The visuals that I got from reading this book were simply gorgeous. Not only does Jeannie Ralston paint incredible word pictures of her lavender farm, (hey, with those two words you’re already halfway there) but anywhere she describes in this memoir, transports me. I can see through her eyes, smell the smells and feel the warm humid air of Provence, feel the pavement of Manhattan under my feet.
“We had a boozy dinner at a favorite restaurant in the West Village called Gus’s Place, where I’d spent much time when I lived two streets away. I walked home that night and tried to absorb all the sensations – the noxious but comfortingly familiar smells of traffic, the shimmer and smolder of lights, the snippets of passing conversations, which I knew were like no other conversations in the country. Certainly, I would return to New York, but I was aware that it would never again feel the same, as relaxed and intimate, as mine, as it did that night.”
Her love of place, first for New York and only after a long while, for her new home in Texas, come through very clearly. She seems to take much of who she is, or at least how she defines herself from where she lives. When she is in New York, she feeds off its energy, feels confident and successful. When she agrees to move to Texas with Robb, her future husband, the transition is very difficult for her.
“I hoped for a personal life that would be as remarkable as my professional one. My emphasis on equilibrium was the difference between Robb and me, maybe the difference between men and women in general. It made me more flexible, the one more willing to adjust my schedule and goals. It soon became clear to me that two big careers in one relationship would be almost impossible to manage. If we were going to work, something – or someone – would always have to give.”
And, at least from my point of view, it always seemed to be Jeannie. (Although, since the book is from her point of view, both may be a bit biased.) And that was my only problem with the book. I kept wanting this strong, talented woman to get her way for once, to get to stay in at least one of the places she loved and called home. And yet, she always (although not without putting up a fight) was the one of adjust, to give in to her husband’s dreams. Even when she was able to make one of his dreams into one of her own, he changed the game again. But, since this is a memoir, I can’t really fault the author for the plot.
As a mother, who had quite a rocky journey on my way to earning that title, I felt a deep connection with her as she struggles to conceive. “…in the back of my mind, I harbored a fantasy of announcing my pregnancy in front of this group of friends and family. But such an announcement wasn’t shaping up. March’s opportunity had ended the same way my cycle had ended for twenty years. In bloodshed.” That’s such a strong sentence – summing up exactly how that feels.
She has a great wit, as well. “All the books said that stress could make it harder to conceive, but telling a woman who wants to be pregnant not to worry about it is about as productive as spanking a child for hitting his brother.”

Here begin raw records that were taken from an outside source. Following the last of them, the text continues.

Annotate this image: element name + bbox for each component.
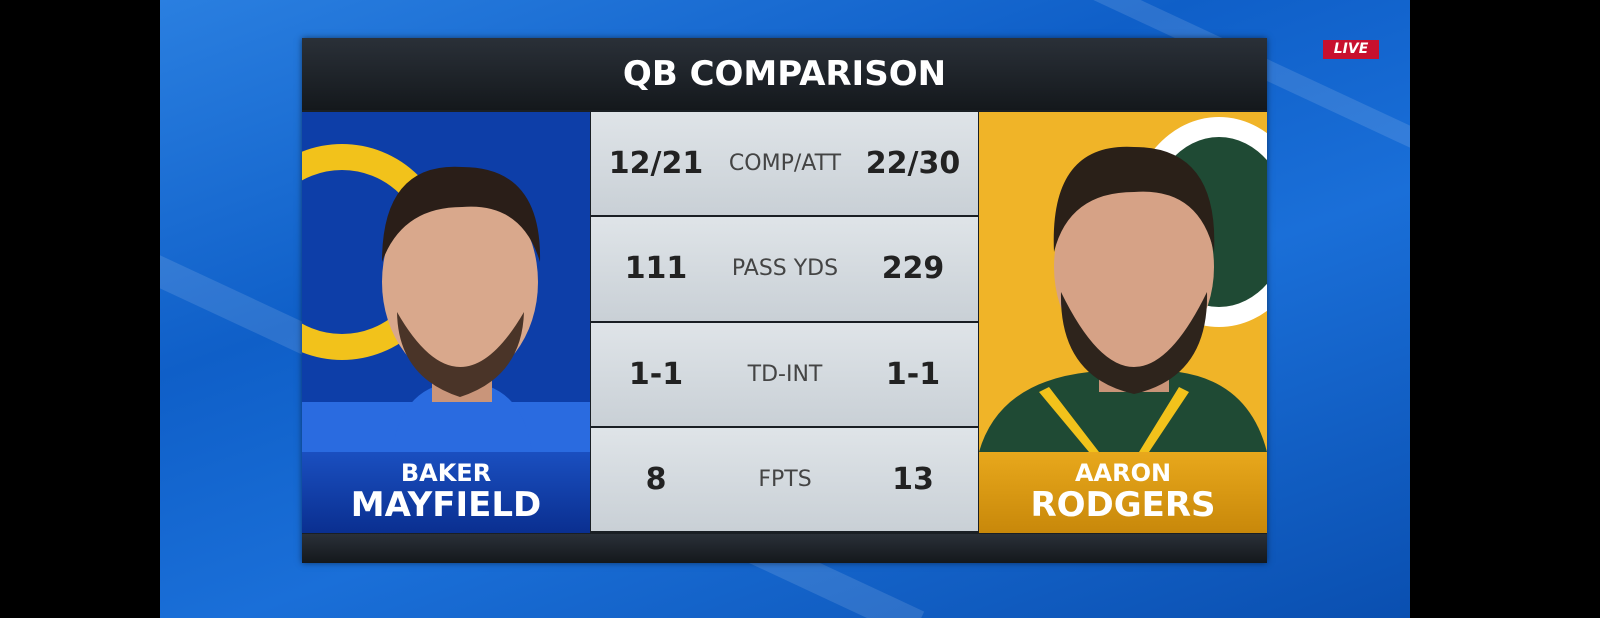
stat-row: 12/21 COMP/ATT 22/30 xyxy=(591,112,978,216)
stats-table: 12/21 COMP/ATT 22/30 111 PASS YDS 229 1-1 TD-IN… xyxy=(591,112,978,533)
stat-label: COMP/ATT xyxy=(728,151,842,176)
hair xyxy=(1053,146,1215,252)
player-photo xyxy=(302,144,590,462)
stat-row: 8 FPTS 13 xyxy=(591,427,978,531)
collar xyxy=(1039,387,1189,452)
right-value: 1-1 xyxy=(885,356,941,392)
first-name: AARON xyxy=(1074,459,1172,487)
right-value: 22/30 xyxy=(865,146,961,181)
last-name: RODGERS xyxy=(1030,485,1216,525)
live-badge: LIVE xyxy=(1323,40,1379,59)
player-name: BAKER MAYFIELD xyxy=(302,452,590,533)
comparison-panel: QB COMPARISON BAKER MAYFIELD 12/21 COMP/A… xyxy=(302,38,1267,563)
stat-row: 111 PASS YDS 229 xyxy=(591,217,978,321)
player-name: AARON RODGERS xyxy=(979,452,1267,533)
stat-row: 1-1 TD-INT 1-1 xyxy=(591,322,978,426)
face xyxy=(1054,167,1214,367)
title: QB COMPARISON xyxy=(302,38,1267,110)
footer-bar xyxy=(302,534,1267,563)
stat-label: FPTS xyxy=(758,466,812,492)
left-value: 8 xyxy=(645,461,667,497)
left-value: 111 xyxy=(624,251,688,287)
shoulders xyxy=(392,382,532,452)
last-name: MAYFIELD xyxy=(350,485,542,525)
right-value: 229 xyxy=(881,251,945,287)
player-photo xyxy=(979,117,1267,452)
left-value: 1-1 xyxy=(628,356,684,392)
first-name: BAKER xyxy=(400,459,492,487)
beard xyxy=(397,312,524,397)
left-value: 12/21 xyxy=(608,146,704,181)
beard xyxy=(1060,292,1208,394)
stat-label: TD-INT xyxy=(747,361,823,387)
face xyxy=(382,182,538,382)
stat-label: PASS YDS xyxy=(731,256,839,282)
right-value: 13 xyxy=(892,461,934,497)
hair xyxy=(382,166,541,262)
player-card: BAKER MAYFIELD xyxy=(302,112,590,533)
player-card: AARON RODGERS xyxy=(979,112,1267,533)
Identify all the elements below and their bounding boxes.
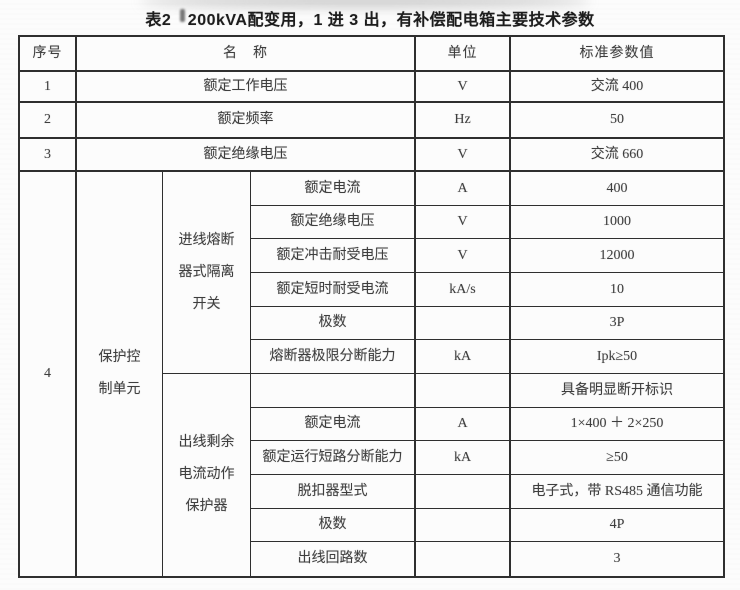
s1-row2-name: 额定绝缘电压: [251, 205, 416, 240]
s2-row6-value: 3: [613, 551, 621, 567]
row2-name: 额定频率: [77, 103, 416, 139]
s1-row3-name: 额定冲击耐受电压: [251, 239, 416, 273]
s1-row6-name: 熔断器极限分断能力: [251, 340, 416, 374]
s1-row5-unit: [416, 306, 511, 341]
section2-label: 出线剩余电流动作保护器: [163, 374, 251, 576]
row2-value: 50: [511, 103, 723, 139]
row3-unit: V: [416, 139, 511, 172]
s1-row4-unit: kA/s: [416, 273, 511, 307]
header-unit: 单位: [416, 37, 511, 72]
s1-row2-unit: V: [416, 205, 511, 240]
s1-row2-value: 1000: [511, 206, 723, 240]
s2-row3-name: 额定运行短路分断能力: [251, 441, 416, 475]
s1-row5-value: 3P: [511, 307, 723, 341]
s2-row1-name: [251, 374, 416, 408]
row4-group-label: 保护控制单元: [77, 172, 163, 576]
s2-row4-name: 脱扣器型式: [251, 475, 416, 509]
header-seq: 序号: [20, 37, 77, 72]
s2-row5-name: 极数: [251, 508, 416, 543]
s1-row1-unit: A: [416, 172, 511, 206]
row1-seq: 1: [20, 72, 77, 103]
row1-value: 交流 400: [511, 72, 723, 103]
row3-name: 额定绝缘电压: [77, 139, 416, 172]
row1-name: 额定工作电压: [77, 72, 416, 103]
s2-row4-value: 电子式，带 RS485 通信功能: [511, 475, 723, 509]
s1-row1-value: 400: [511, 172, 723, 206]
s1-row6-unit: kA: [416, 340, 511, 374]
s2-row2-unit: A: [416, 407, 511, 442]
s2-row6-name: 出线回路数: [251, 542, 416, 576]
table-title: 表2 200kVA配变用，1 进 3 出，有补偿配电箱主要技术参数: [145, 12, 595, 29]
row3-value: 交流 660: [511, 139, 723, 172]
header-name: 名 称: [77, 37, 416, 72]
s1-row4-name: 额定短时耐受电流: [251, 273, 416, 307]
scan-haze-artifact: [140, 0, 590, 6]
s2-row1-value: 具备明显断开标识: [511, 374, 723, 408]
s2-row5-unit: [416, 508, 511, 543]
row4-seq: 4: [20, 172, 77, 576]
s1-row1-name: 额定电流: [251, 172, 416, 206]
s2-row1-unit: [416, 374, 511, 408]
s2-row3-unit: kA: [416, 441, 511, 475]
s1-row6-value: Ipk≥50: [511, 340, 723, 374]
row3-seq: 3: [20, 139, 77, 172]
section1-label: 进线熔断器式隔离开关: [163, 172, 251, 374]
s2-row2-name: 额定电流: [251, 407, 416, 442]
s2-row3-value: ≥50: [511, 441, 723, 475]
s1-row5-name: 极数: [251, 306, 416, 341]
s2-row6-unit: [416, 542, 511, 576]
header-value: 标准参数值: [511, 37, 723, 72]
s1-row4-value: 10: [511, 273, 723, 307]
parameters-table: 序号 名 称 单位 标准参数值 1 额定工作电压 V 交流 400 2 额定频率…: [18, 35, 725, 578]
s2-row2-value: 1×400 ＋ 2×250: [511, 408, 723, 442]
s2-row5-value: 4P: [511, 509, 723, 543]
row2-seq: 2: [20, 103, 77, 139]
s1-row3-value: 12000: [511, 239, 723, 273]
row2-unit: Hz: [416, 103, 511, 139]
scan-speck-artifact: [180, 9, 185, 22]
s2-row4-unit: [416, 475, 511, 509]
s1-row3-unit: V: [416, 239, 511, 273]
row1-unit: V: [416, 72, 511, 103]
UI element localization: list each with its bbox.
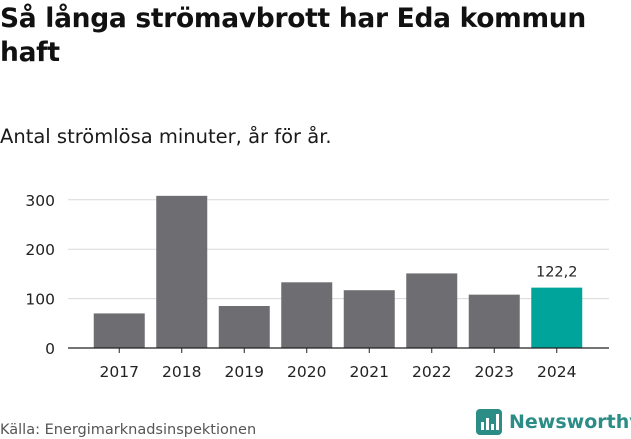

I enjoyed this book a great deal. I felt transported by Ralston’s words and emotions, and got to see parts of a life that would never be parts of mine. Her story is not only well written but interesting. And, even though I may wish things had turned out differently, the truth of the journey she takes makes the getting there all the more valuable.
“I had achieved something remarkable, I felt. I had endured, toughed out the isolation, the demands of a perfectionist husband and had found real peace. I felt that, like the lavender, I was a nonnative transplant that had somehow thrived.”
There’s a quote on the back of my copy that says “Learning to want what you already have is the greatest lesson in life…” (Martha Sherrill). Jeannie Ralston’s story, and life, is an embodiment of exactly that.